My shorter answer: deposing Saddam Hussein when we did and how we did it was incredibly foolish. Absolute folly.
But do you really think that the forces that were unleashed after he was deposed only erupted because of the Iraq War and otherwise would have stayed contained, and that the US and the West would not have to worry about terrorists or other disruptions?

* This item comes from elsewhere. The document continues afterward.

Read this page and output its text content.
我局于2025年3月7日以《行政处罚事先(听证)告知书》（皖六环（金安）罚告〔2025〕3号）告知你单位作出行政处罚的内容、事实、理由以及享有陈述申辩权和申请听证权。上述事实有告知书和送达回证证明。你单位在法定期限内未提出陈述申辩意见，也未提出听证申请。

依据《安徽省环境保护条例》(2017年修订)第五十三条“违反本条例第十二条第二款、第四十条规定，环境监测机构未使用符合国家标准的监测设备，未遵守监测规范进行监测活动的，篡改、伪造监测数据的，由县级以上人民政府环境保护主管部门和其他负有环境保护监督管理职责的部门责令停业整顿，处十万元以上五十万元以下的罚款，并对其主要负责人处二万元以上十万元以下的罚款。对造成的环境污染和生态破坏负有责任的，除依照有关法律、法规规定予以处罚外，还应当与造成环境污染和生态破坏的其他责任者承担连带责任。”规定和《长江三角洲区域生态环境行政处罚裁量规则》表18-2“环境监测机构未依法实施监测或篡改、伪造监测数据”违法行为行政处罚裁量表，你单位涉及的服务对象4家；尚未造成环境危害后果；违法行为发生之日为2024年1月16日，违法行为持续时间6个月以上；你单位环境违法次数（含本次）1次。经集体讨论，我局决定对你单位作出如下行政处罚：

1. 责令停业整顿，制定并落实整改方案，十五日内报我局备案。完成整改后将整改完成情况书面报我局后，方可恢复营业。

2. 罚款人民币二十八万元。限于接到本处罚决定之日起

ETA: Trying to oppose Assad of Syria, even gently, may be a mistake for now. Hard world. Terrible choices.
Steve in the ATL
@Brachiator: @Elie: I don’t think we are disagreeing here.
Agree 100%
I have no idea but I sure as hell wish we had had the chance to find out!
Jim, Foolish Literalist
@Tripod: Huh? Wha? is Sanders running out of cash? I know he was spending fast, but that fast?
Steve in the ATL
@Brachiator:
That is the truth. Among the European governments, the CIA, W’s big boy adventures, and religion, especially KSA’s Wahhabism, shit is fucked up and there are no good answers.
D58826
@Technocrat: Better case is S. Korea. A lot of very unhappy people in the 1950’s-60s that we didn’t win in the Korean war. I think most folks would mark the outcome of the war as a win for our side, even if the cold war hadn’t ended.
D58826
@Steve in the ATL: Churchill referred to Iraq as an ungrateful volcano back in 1923. The middle east was/is a powder keg that in one way or another would have exploded but W just turbo charged the explosion and made the US the prime target of all that anger. Maybe the old medical saying ‘first do no harm’ should be placed on the desk of every CIA agent, DOD warrior. state dept. diplomat and especially in the oval office.
jnfr
Devine is an ass. It’s no good reflection on Bernie that he hired the guy.
TallPete
Of course Clinton is a weak front runner! You’re not making sense, Mahew. Sanders started the primary as issues campaign and now actually has a shot at the nomination. He wasn’t even a member of the Dem party in 2008. When’s the last time that’s happened?
“Weak” is the correct term for this front runner.
rikyrah
@hitchhiker:
Hell no to Booker as VP
Eric
@Marmot: Voluntary Medicaid expansion?
Eric
@Grumpy Code Monkey: This is obvious to anyone who is not deluding themselves.
-A Sanders supporter
Eric
@Peale: Russ is trying to get his old Senate seat back, and leading handily. Frankly, I think the proper place for him is SCOTUS, but that opportunity has passed for the time being.